Imagine you’re digging a hole in a dirt field. You don’t know what it’s for, you just know you’re supposed to dig it and enjoy it. After a while, your arms grow heavy, your hands begin to blister and every shovelful of dirt feels heavier than the last. You admit to a friend that you’re tired and unhappy. “That’s part of it,” she tells you. “Just trust me!” So you keep going. You try to feel pride for what you’ve accomplished and find solace in the fact that everyone else is digging too, but mostly you’re frustrated and plagued with self-doubt because something just doesn’t feel right.
Now imagine, instead, you were digging that hole to plant a tree, and every time you felt that fatigue, you remembered your efforts were going towards something you recognized, understood and respected.
That metaphor may seem a little weird, but my theory as to how I dismantled the pinball machine is not expressly about finding a purpose.
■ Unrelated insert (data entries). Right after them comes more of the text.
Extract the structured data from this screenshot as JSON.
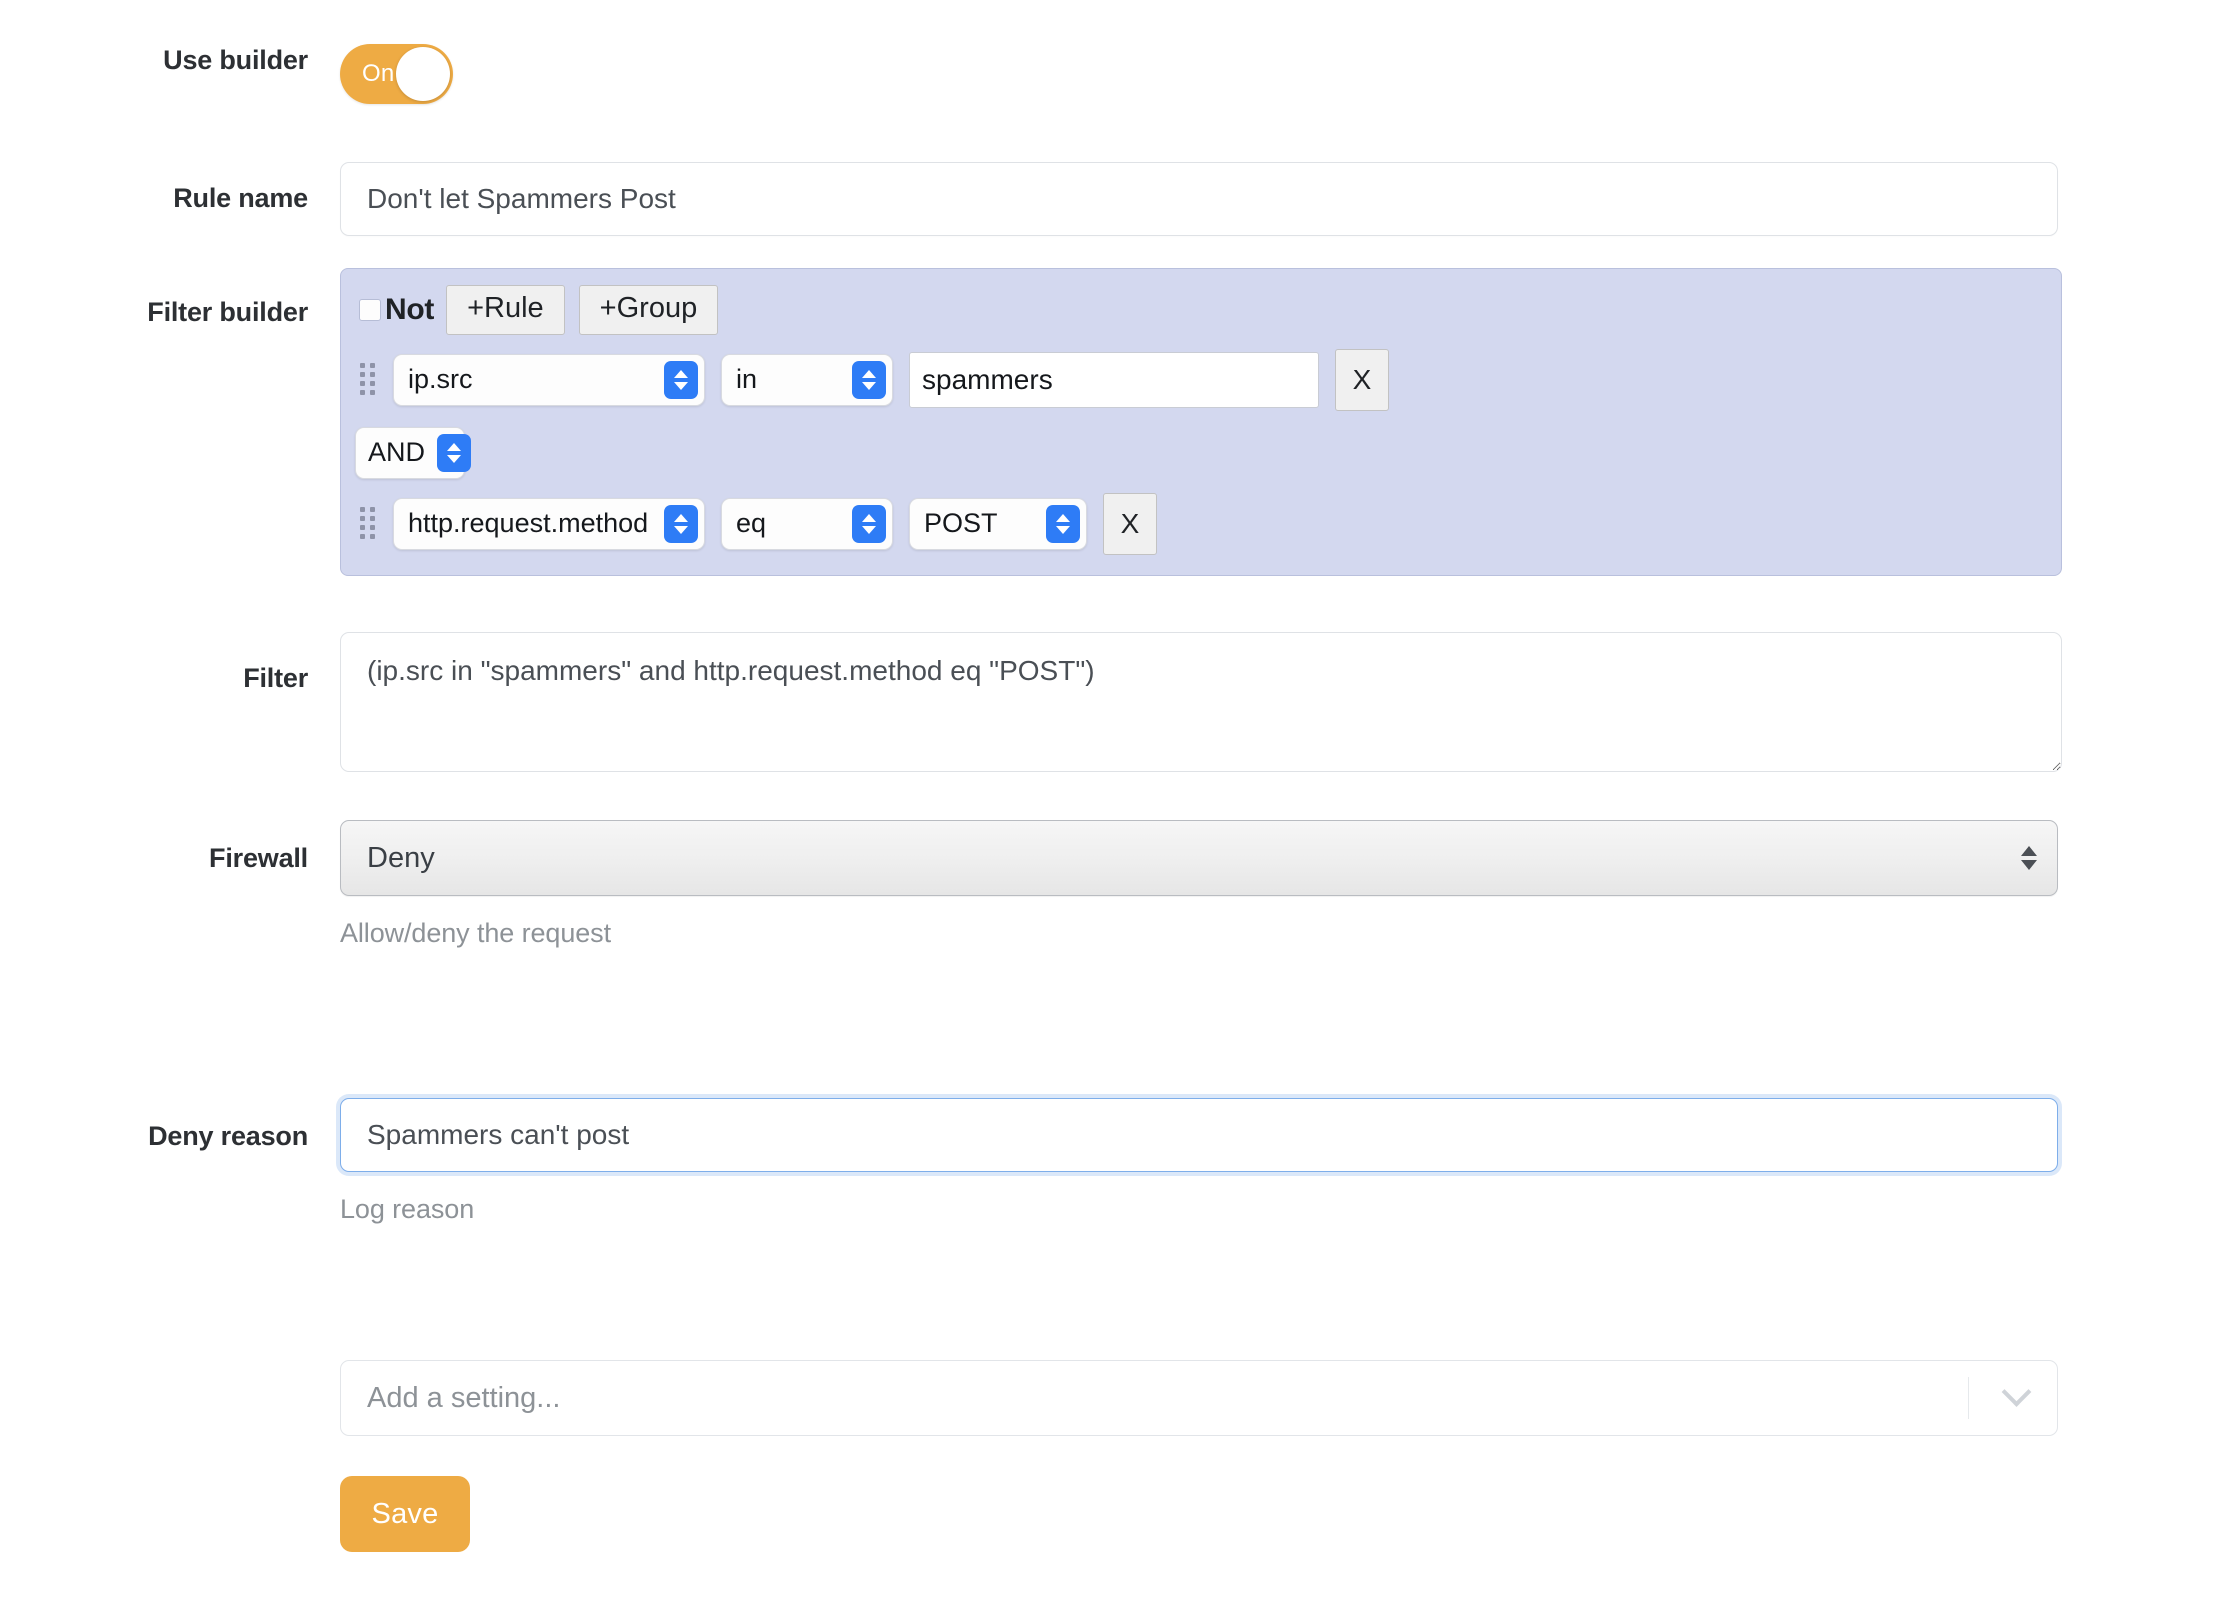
{
  "form": {
    "use_builder": {
      "label": "Use builder",
      "toggle_state": "On",
      "accent_color": "#eeab44"
    },
    "rule_name": {
      "label": "Rule name",
      "value": "Don't let Spammers Post"
    },
    "filter_builder": {
      "label": "Filter builder",
      "panel_color": "#d3d8ef",
      "not_label": "Not",
      "not_checked": "false",
      "add_rule_label": "+Rule",
      "add_group_label": "+Group",
      "rules": [
        {
          "field": "ip.src",
          "operator": "in",
          "value": "spammers",
          "remove_label": "X",
          "value_kind": "text"
        },
        {
          "field": "http.request.method",
          "operator": "eq",
          "value": "POST",
          "remove_label": "X",
          "value_kind": "select"
        }
      ],
      "connector": "AND"
    },
    "filter": {
      "label": "Filter",
      "value": "(ip.src in \"spammers\" and http.request.method eq \"POST\")"
    },
    "firewall": {
      "label": "Firewall",
      "value": "Deny",
      "help": "Allow/deny the request"
    },
    "deny_reason": {
      "label": "Deny reason",
      "value": "Spammers can't post",
      "help": "Log reason",
      "focused": "true"
    },
    "add_setting": {
      "placeholder": "Add a setting...",
      "chevron_icon": "chevron-down-icon"
    },
    "save": {
      "label": "Save"
    }
  }
}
It’s more so about the importance of having something larger to lean on when problems inevitably arise — an answer to the question, “Why am I doing this?” that is not, at its deepest root, “because I’m supposed to.”
That wasn’t an answer I had, nor one I placed much importance in finding. And the result was a life — relationship, job, situation — I liked day-to-day, and which was great on paper, but which I constantly, puzzlingly, struggled to find fulfilling on a broader level. I busied myself trying to snap the hell out of it: Everyone’s arms are heavy, everyone’s hands have blisters, I’m lucky to be digging at all. But those reminders were ultimately Band-Aid solutions. As soon as I heard someone say that her relationship was hard, but she knew it was what she wanted; or heard a writer say that her work was hard, but she knew it was what she wanted to be doing; or heard a person say that Vienna was a hard place to live, but she knew it was where she wanted to be, it would all come crumbling down. Those deeper truths weren’t there for me.
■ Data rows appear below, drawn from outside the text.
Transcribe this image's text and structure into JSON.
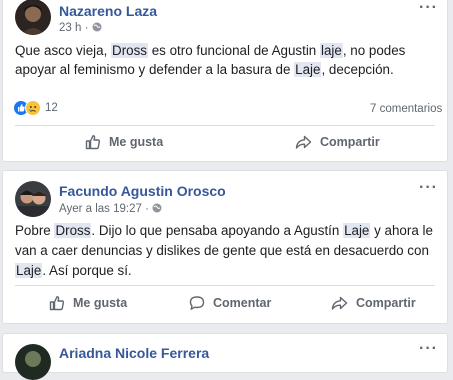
{
  "posts": [
    {
      "author": "Nazareno Laza",
      "time": "23 h",
      "text_parts": [
        "Que asco vieja, ",
        "Dross",
        " es otro funcional de Agustin ",
        "laje",
        ", no podes apoyar al feminismo y defender a la basura de ",
        "Laje",
        ", decepción."
      ],
      "reactions_count": "12",
      "comments_count": "7 comentarios",
      "actions": {
        "like": "Me gusta",
        "share": "Compartir"
      }
    },
    {
      "author": "Facundo Agustin Orosco",
      "time": "Ayer a las 19:27",
      "text_parts": [
        "Pobre ",
        "Dross",
        ". Dijo lo que pensaba apoyando a Agustín ",
        "Laje",
        " y ahora le van a caer denuncias y dislikes de gente que está en desacuerdo con ",
        "Laje",
        ". Así porque sí."
      ],
      "actions": {
        "like": "Me gusta",
        "comment": "Comentar",
        "share": "Compartir"
      }
    },
    {
      "author": "Ariadna Nicole Ferrera"
    }
  ],
  "colors": {
    "link": "#365899",
    "like_blue": "#1877f2",
    "background": "#e9ebee"
  },
  "icons": [
    "globe-icon",
    "more-options-icon",
    "like-reaction-icon",
    "sad-reaction-icon",
    "thumbs-up-icon",
    "comment-icon",
    "share-icon"
  ]
}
This is hard but, at the end of the day, I’m digging a hole to plant a tree, and that’s important to me. Those six words — “at the end of the day” — eluded me; I could never convincingly apply them to the areas I most wanted to. As in: “At the end of the day, this is the person I want to be with,” or, “At the end of the day, this is what I want to be doing.” It’s a simple phrase that underlines the idea that life’s problems are less daunting when they’re in service of something you believe with gut-certainty. I spent a lot of energy convincing myself that wasn’t true, or that I wasn’t the “type of person” who’d ever be certain of anything, but I was wrong.
So maybe I turned the table over on my life, but I don’t think that’s the only way out of that disquiet. If your answer to why you’re working at your job is: “At the end of the day, it’s paying the bills, and I’m okay with that” — and that feels honest, I say embrace that; let it tether you and accept its associated costs. I’ve seen people do that and they’re much happier for it. But if it doesn’t, and you know it never will?
Find or create a new purpose for what you’re doing that does, and accept the costs that come with that, too. What won’t work are fake reasons that just sound right, because you can’t change your feelings by force. Believe me, I tried.
The why questions aren’t easy to answer, but if I’d placed more value in asking them instead of blaming myself for needing to, I would have identified what was up with me much sooner. My life is different for a while now — a new job, new relationship, new city — and I still have 83 problems, but they no longer make me spiral with self-doubt or question my decisions. As soon as I asked myself what I wanted my problems to be, and began rearranging my life around that answer, the existential hand-wringing of my 84th fell away.